Scoping any of these hunting handguns is another personal decision. For my aging eyes, it’s really not a choice but a necessity. Again, many factors may be taken in consideration such as type of hunting, method, and specific game hunted. Do you want a fixed 2X or 4X? How about one of those red-dot sights on a revolver? Perhaps you would be better served with a variable in something like a 2X-7X or 3X-12X. Your gun/cartridge combination may dictate the best choice. If you’re hunting in dark timber where shots are likely to be inside 100 yards, a 2X or 4X will be fine. Several hunters are mounting a red-dot sight, like the UltraDot, on their revolvers. On the other side of the equation, sneaking up on an antelope in the wide-open prairie where shots are going to be extended, the variable cranked up in power makes sense. Quality optics are a good investment and just may help you fill your tag.

It is incumbent upon us to make a good, clean shot, resulting in a humane kill. The magnificent game animals we pursue deserve no less — and this my friends, is the driving force for practice.

We all have busy lives, but making time for proper practice enhances our odds when opportunity comes our way. Experienced handgun hunters I know practice emulating actual field conditions they expect to encounter on their hunt. When I’m hunting in the mountains for example, and plan on shooting off my backpack, I practice doing just that. Likewise, if I anticipate shooting from a tripod or shooting stick of some description, I use them in practice.

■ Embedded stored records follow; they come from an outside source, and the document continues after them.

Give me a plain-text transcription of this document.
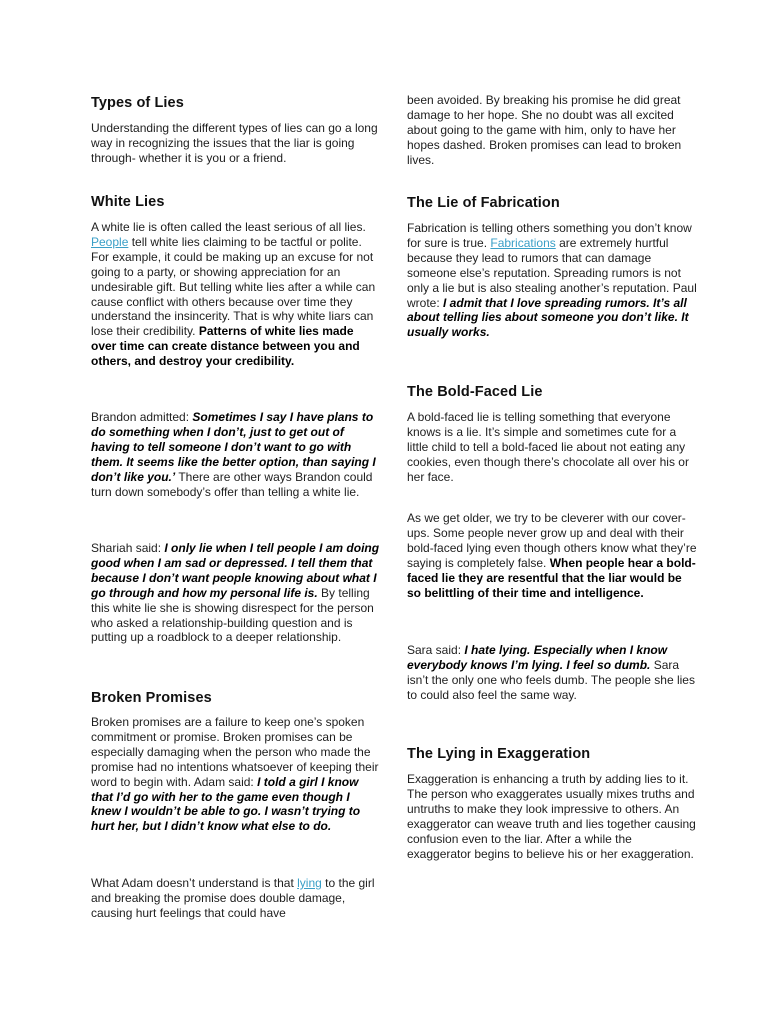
Types of Lies

Understanding the different types of lies can go a long way in recognizing the issues that the liar is going through- whether it is you or a friend.

White Lies

A white lie is often called the least serious of all lies. People tell white lies claiming to be tactful or polite. For example, it could be making up an excuse for not going to a party, or showing appreciation for an undesirable gift. But telling white lies after a while can cause conflict with others because over time they understand the insincerity. That is why white liars can lose their credibility. Patterns of white lies made over time can create distance between you and others, and destroy your credibility.

Brandon admitted: Sometimes I say I have plans to do something when I don’t, just to get out of having to tell someone I don’t want to go with them. It seems like the better option, than saying I don’t like you.’ There are other ways Brandon could turn down somebody’s offer than telling a white lie.

Shariah said: I only lie when I tell people I am doing good when I am sad or depressed. I tell them that because I don’t want people knowing about what I go through and how my personal life is. By telling this white lie she is showing disrespect for the person who asked a relationship-building question and is putting up a roadblock to a deeper relationship.

Broken Promises

Broken promises are a failure to keep one’s spoken commitment or promise. Broken promises can be especially damaging when the person who made the promise had no intentions whatsoever of keeping their word to begin with. Adam said: I told a girl I know that I’d go with her to the game even though I knew I wouldn’t be able to go. I wasn’t trying to hurt her, but I didn’t know what else to do.

What Adam doesn’t understand is that lying to the girl and breaking the promise does double damage, causing hurt feelings that could have

been avoided. By breaking his promise he did great damage to her hope. She no doubt was all excited about going to the game with him, only to have her hopes dashed. Broken promises can lead to broken lives.

The Lie of Fabrication

Fabrication is telling others something you don’t know for sure is true. Fabrications are extremely hurtful because they lead to rumors that can damage someone else’s reputation. Spreading rumors is not only a lie but is also stealing another’s reputation. Paul wrote: I admit that I love spreading rumors. It’s all about telling lies about someone you don’t like. It usually works.

The Bold-Faced Lie

A bold-faced lie is telling something that everyone knows is a lie. It’s simple and sometimes cute for a little child to tell a bold-faced lie about not eating any cookies, even though there’s chocolate all over his or her face.

As we get older, we try to be cleverer with our cover-ups. Some people never grow up and deal with their bold-faced lying even though others know what they’re saying is completely false. When people hear a bold-faced lie they are resentful that the liar would be so belittling of their time and intelligence.

Sara said: I hate lying. Especially when I know everybody knows I’m lying. I feel so dumb. Sara isn’t the only one who feels dumb. The people she lies to could also feel the same way.

The Lying in Exaggeration

Exaggeration is enhancing a truth by adding lies to it. The person who exaggerates usually mixes truths and untruths to make they look impressive to others. An exaggerator can weave truth and lies together causing confusion even to the liar. After a while the exaggerator begins to believe his or her exaggeration.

Whatever field conditions you expect, it behooves you to practice ahead of time. Practicing helps enhance bullet placement. Precise bullet placement results in a punched tag and happy hunter. With the right handgun, that’s what it’s all about. Regardless if you’re hunting in the woods or wide-open spaces of the west, there is a handgun just right for you. Have fun with all of this and enjoy the adventure.